ドラマの舞台となるのは、現在の音楽業界の中心ジャンルともいえるヒップポップ業界。スラム街でギャングを率いてサバイブしてきたルシウス・ライオンは、たぐい稀な音楽の才とやり手の妻クッキーが払った犠牲の上に独自のミュージック・レーベルEmpireを築き上げてきた。"帝国"を意味するEmpireは、次々とライバルを排除、或いは買収して今では音楽業界の帝王となっていた。そんなある日ルシウスは、医者からALS(筋萎縮性側索硬化症)であること告げられ、余命いくばくもないことを知り愕然とする。自分の築き上げた"帝国"を存続させるためには、3人の息子の誰に継承すべきか? 利害関係が絡み、父子関係はもとより兄弟関係にも亀裂が走り出した矢先、元夫ルシウスの罪をかぶって服役していたクッキーが17年ぶりに出所してくる。自分を犠牲にしてまでルシウスの成功を支えた挙げ句、夢のEmpireに自分の居場所がないことを知ったクッキーは怒り狂う。断固として自分の取り分を奪い返すべく、クッキーの戦略的な復讐がはじまる。
ザックリとあらすじをお伝えするとこうなるのだが、ダニエルズ監督によるとこのドラマは、シェイクスピアの名作「リア王」をモチーフに描かれているという。「クラシックは年を経ても死なず」という英語の諺があるが、クラシックを土台にしたソリッドな物語づくりがこのドラマの成功につながっているのだろう。つまり、舞台はシェイクスピア劇のような宮廷であろうが、『Empire』のようなヒップポップ業界であろうが、権力が絡んだ家族間の愛憎劇というのはいつの世になっても庶民にとって格好のメロドラマ、要するに娯楽ネタなのだ。とんでもなく悲惨で醜くかったりするのだが、こちらとしては事故現場の野次馬がごとく、ついつい立ち止まって見てしまう。
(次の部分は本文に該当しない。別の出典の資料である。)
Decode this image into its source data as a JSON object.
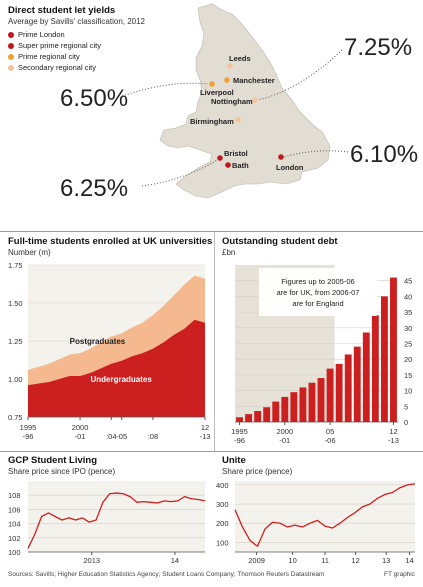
{
  "map": {
    "title": "Direct student let yields",
    "subtitle": "Average by Savills' classification, 2012",
    "legend": [
      {
        "label": "Prime London",
        "color": "#c0161c"
      },
      {
        "label": "Super prime regional city",
        "color": "#c0161c"
      },
      {
        "label": "Prime regional city",
        "color": "#f0a030"
      },
      {
        "label": "Secondary regional city",
        "color": "#f5c39b"
      }
    ],
    "cities": [
      {
        "name": "Leeds",
        "tier": "Secondary regional city"
      },
      {
        "name": "Manchester",
        "tier": "Prime regional city"
      },
      {
        "name": "Liverpool",
        "tier": "Prime regional city"
      },
      {
        "name": "Nottingham",
        "tier": "Secondary regional city"
      },
      {
        "name": "Birmingham",
        "tier": "Secondary regional city"
      },
      {
        "name": "Bristol",
        "tier": "Super prime regional city"
      },
      {
        "name": "Bath",
        "tier": "Super prime regional city"
      },
      {
        "name": "London",
        "tier": "Prime London"
      }
    ],
    "yields": [
      "6.50%",
      "7.25%",
      "6.10%",
      "6.25%"
    ]
  },
  "chart_data": [
    {
      "type": "area",
      "title": "Full-time students enrolled at UK universities",
      "subtitle": "Number (m)",
      "x": [
        "1995-96",
        "1996-97",
        "1997-98",
        "1998-99",
        "1999-00",
        "2000-01",
        "2001-02",
        "2002-03",
        "2003-04",
        "2004-05",
        "2005-06",
        "2006-07",
        "2007-08",
        "2008-09",
        "2009-10",
        "2010-11",
        "2011-12",
        "2012-13"
      ],
      "x_tick_labels": [
        [
          "1995",
          "-96"
        ],
        [
          "2000",
          "-01"
        ],
        [
          "",
          ":04"
        ],
        [
          "",
          "-05"
        ],
        [
          "",
          ":08"
        ],
        [
          "12",
          "-13"
        ]
      ],
      "ylim": [
        0.75,
        1.75
      ],
      "y_ticks": [
        "1.75",
        "1.50",
        "1.25",
        "1.00",
        "0.75"
      ],
      "series": [
        {
          "name": "Undergraduates",
          "values": [
            0.96,
            0.97,
            0.98,
            1.0,
            1.02,
            1.02,
            1.04,
            1.07,
            1.1,
            1.12,
            1.15,
            1.17,
            1.2,
            1.24,
            1.29,
            1.33,
            1.39,
            1.37
          ]
        },
        {
          "name": "Postgraduates",
          "values": [
            1.06,
            1.08,
            1.1,
            1.13,
            1.16,
            1.17,
            1.2,
            1.24,
            1.28,
            1.3,
            1.34,
            1.37,
            1.42,
            1.48,
            1.55,
            1.62,
            1.68,
            1.66
          ]
        }
      ],
      "colors": {
        "Undergraduates": "#cc1f1f",
        "Postgraduates": "#f5b98f"
      }
    },
    {
      "type": "bar",
      "title": "Outstanding student debt",
      "subtitle": "£bn",
      "categories": [
        "1995-96",
        "1996-97",
        "1997-98",
        "1998-99",
        "1999-00",
        "2000-01",
        "2001-02",
        "2002-03",
        "2003-04",
        "2004-05",
        "2005-06",
        "2006-07",
        "2007-08",
        "2008-09",
        "2009-10",
        "2010-11",
        "2011-12",
        "2012-13"
      ],
      "values": [
        1.5,
        2.5,
        3.5,
        4.7,
        6.5,
        8,
        9.5,
        11,
        12.5,
        14,
        17,
        18.5,
        21.5,
        24,
        28.5,
        34,
        40,
        46
      ],
      "ylim": [
        0,
        50
      ],
      "y_ticks": [
        "0",
        "5",
        "10",
        "15",
        "20",
        "25",
        "30",
        "35",
        "40",
        "45"
      ],
      "x_tick_labels": [
        [
          "1995",
          "-96"
        ],
        [
          "2000",
          "-01"
        ],
        [
          "05",
          "-06"
        ],
        [
          "12",
          "-13"
        ]
      ],
      "shaded_range": [
        "1995-96",
        "2005-06"
      ],
      "annotation": [
        "Figures up to 2005-06",
        "are for UK, from 2006-07",
        "are for England"
      ],
      "color": "#cc1f1f"
    },
    {
      "type": "line",
      "title": "GCP Student Living",
      "subtitle": "Share price since IPO (pence)",
      "ylim": [
        100,
        110
      ],
      "y_ticks": [
        "100",
        "102",
        "104",
        "106",
        "108"
      ],
      "x_tick_labels": [
        "2013",
        "14"
      ],
      "x": [
        "2012-05",
        "2012-05",
        "2012-06",
        "2012-06",
        "2012-07",
        "2012-08",
        "2012-09",
        "2012-10",
        "2012-11",
        "2012-12",
        "2013-01",
        "2013-02",
        "2013-03",
        "2013-04",
        "2013-05",
        "2013-06",
        "2013-07",
        "2013-08",
        "2013-09",
        "2013-10",
        "2013-11",
        "2013-12",
        "2014-01",
        "2014-02",
        "2014-03",
        "2014-04",
        "2014-05"
      ],
      "values": [
        100.5,
        102.5,
        105,
        105.5,
        105,
        104.5,
        104.8,
        104.5,
        104.8,
        104.2,
        104.5,
        107,
        108.2,
        108.3,
        108.2,
        107.8,
        107,
        107.1,
        107,
        106.9,
        107.2,
        107.1,
        107.2,
        107.8,
        107.5,
        107.4,
        107.2
      ],
      "color": "#cc1f1f"
    },
    {
      "type": "line",
      "title": "Unite",
      "subtitle": "Share price (pence)",
      "ylim": [
        50,
        420
      ],
      "y_ticks": [
        "100",
        "200",
        "300",
        "400"
      ],
      "x_tick_labels": [
        "2009",
        "10",
        "11",
        "12",
        "13",
        "14"
      ],
      "x": [
        "2008-07",
        "2008-10",
        "2009-01",
        "2009-04",
        "2009-07",
        "2009-10",
        "2010-01",
        "2010-04",
        "2010-07",
        "2010-10",
        "2011-01",
        "2011-04",
        "2011-07",
        "2011-10",
        "2012-01",
        "2012-04",
        "2012-07",
        "2012-10",
        "2013-01",
        "2013-04",
        "2013-07",
        "2013-10",
        "2014-01",
        "2014-04",
        "2014-06"
      ],
      "values": [
        270,
        180,
        110,
        80,
        170,
        205,
        200,
        180,
        190,
        180,
        200,
        215,
        185,
        175,
        200,
        230,
        255,
        285,
        300,
        330,
        350,
        360,
        385,
        400,
        405
      ],
      "color": "#cc1f1f"
    }
  ],
  "footer": {
    "sources": "Sources: Savills; Higher Education Statistics Agency; Student Loans Company; Thomson Reuters Datastream",
    "credit": "FT graphic"
  }
}
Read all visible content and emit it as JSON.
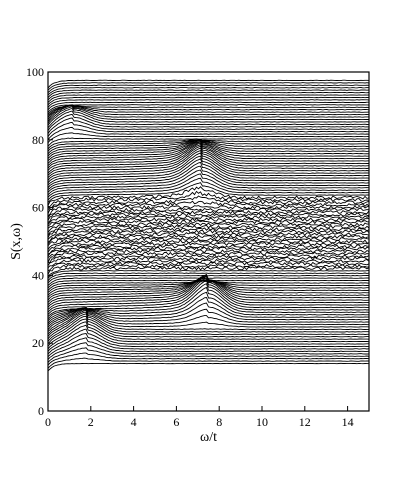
{
  "chart_data": {
    "type": "line",
    "title": "",
    "xlabel": "ω/t",
    "ylabel": "S(x,ω)",
    "xlim": [
      0,
      15
    ],
    "ylim": [
      0,
      100
    ],
    "xticks": [
      0,
      2,
      4,
      6,
      8,
      10,
      12,
      14
    ],
    "yticks": [
      0,
      20,
      40,
      60,
      80,
      100
    ],
    "grid": false,
    "legend": "none",
    "series_description": "waterfall of stacked spectra S(x,ω) vs ω/t",
    "stack": {
      "count": 118,
      "baseline_start": 14,
      "baseline_step": 0.72
    },
    "features": [
      {
        "omega": 1.8,
        "offset_range": [
          14,
          30
        ],
        "amplitude": 4.5
      },
      {
        "omega": 7.5,
        "offset_range": [
          24,
          38
        ],
        "amplitude": 6.0
      },
      {
        "omega": 7.2,
        "offset_range": [
          60,
          80
        ],
        "amplitude": 5.0
      },
      {
        "omega": 1.2,
        "offset_range": [
          80,
          90
        ],
        "amplitude": 3.0
      }
    ],
    "noisy_band": {
      "offset_range": [
        42,
        63
      ],
      "noise": 0.45
    }
  }
}
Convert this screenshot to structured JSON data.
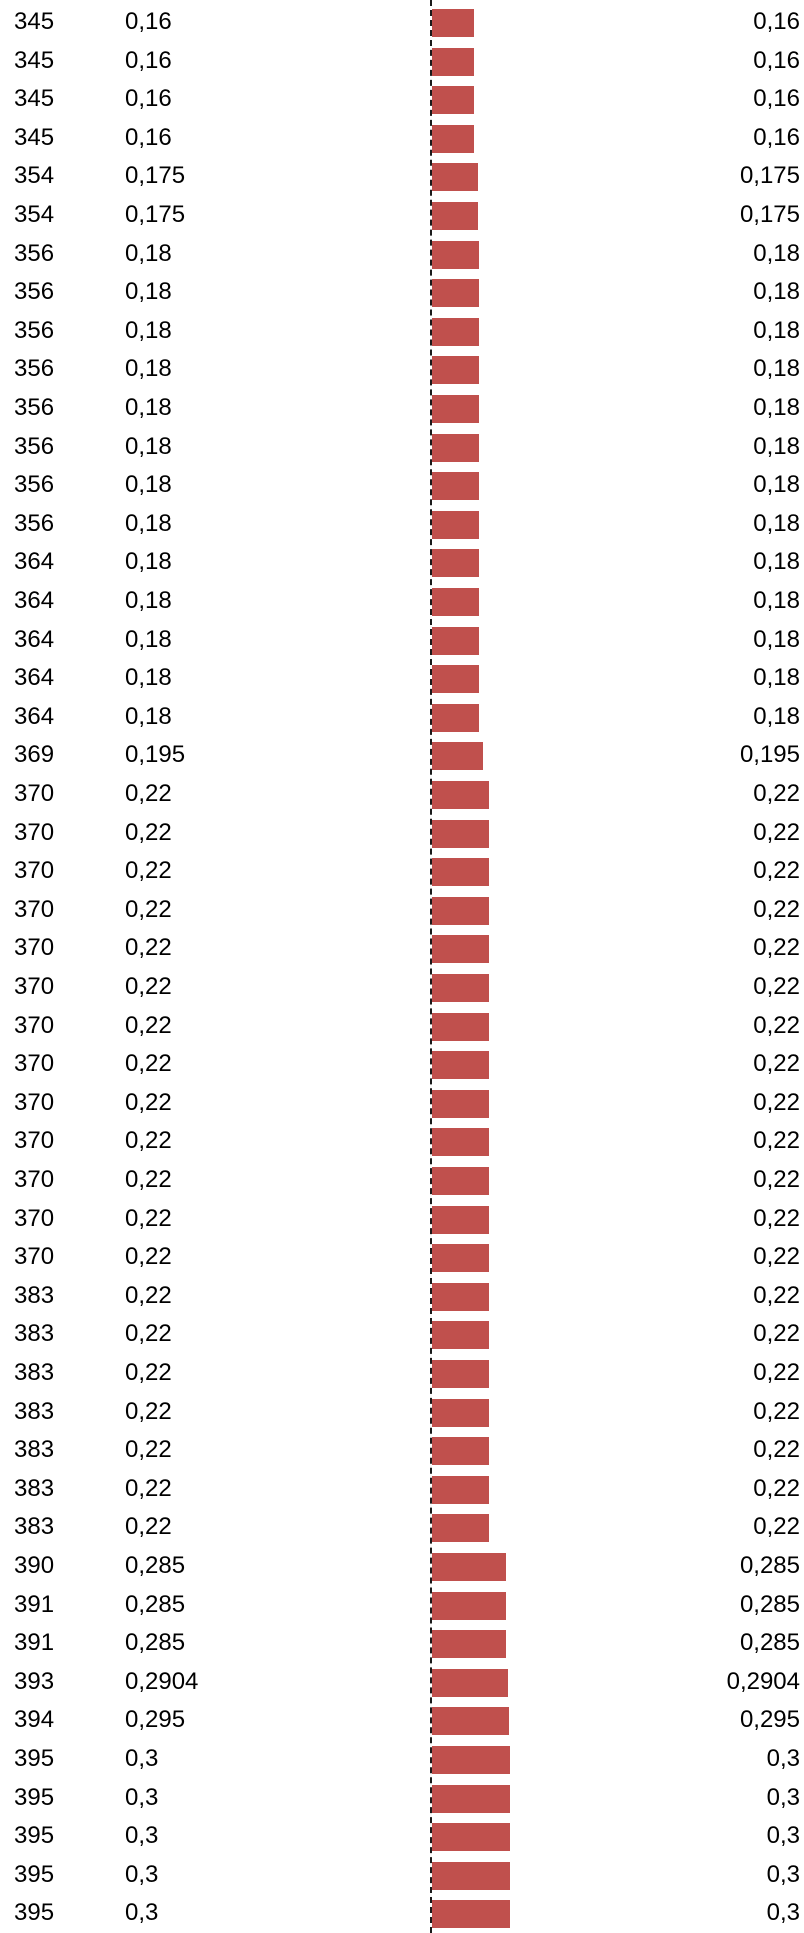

そして最高のストーリーをベストの形で観客に伝えるには、選りすぐりの俳優陣が必要である。本作は、現在のハリウッドで注目されている旬のアフリカン・アメリカン系俳優たちをラインナップし、ルシウス・ライオンには映画『ハッスル&フロウ』でアカデミー主演男優賞にノミネートされたテレンス・ハワード、そして夫ルシウスのキャリアを支え、夫が犯した罪を肩代わりし17年間の刑務所暮らしをした筋金入りの元妻に、映画『ベンジャミン・バトン 数奇な人生』でアカデミー賞助演女優賞候補となったタラジ・P・ヘンソンを迎え、この他にも1996年に映画『ザ・エージェント』でアカデミー助演男優賞を受賞したキューバ・グッディング・Jr、2009年に映画『プレシャス』でアカデミー主演女優賞候補となったガボレイ・シディベなど演技派の豪華キャストが出演していることも話題の的になっている。
コメディ番組ではないシリアスなドラマにおいて、出演者のほとんどがアフリカン・アメリカン系キャストというドラマは異例なことから、そんな面でも『Empire』の動向は周囲の注目を集めていた。結論から言うと、良いものは良い。様々な番組があふれる中で、これだけ絶賛されているドラマである。ぜひ初回をご覧いただきたい。そのあとはオートマチック、『Empire』の世界にハマり込んでしまうこと間違いなしなのだ。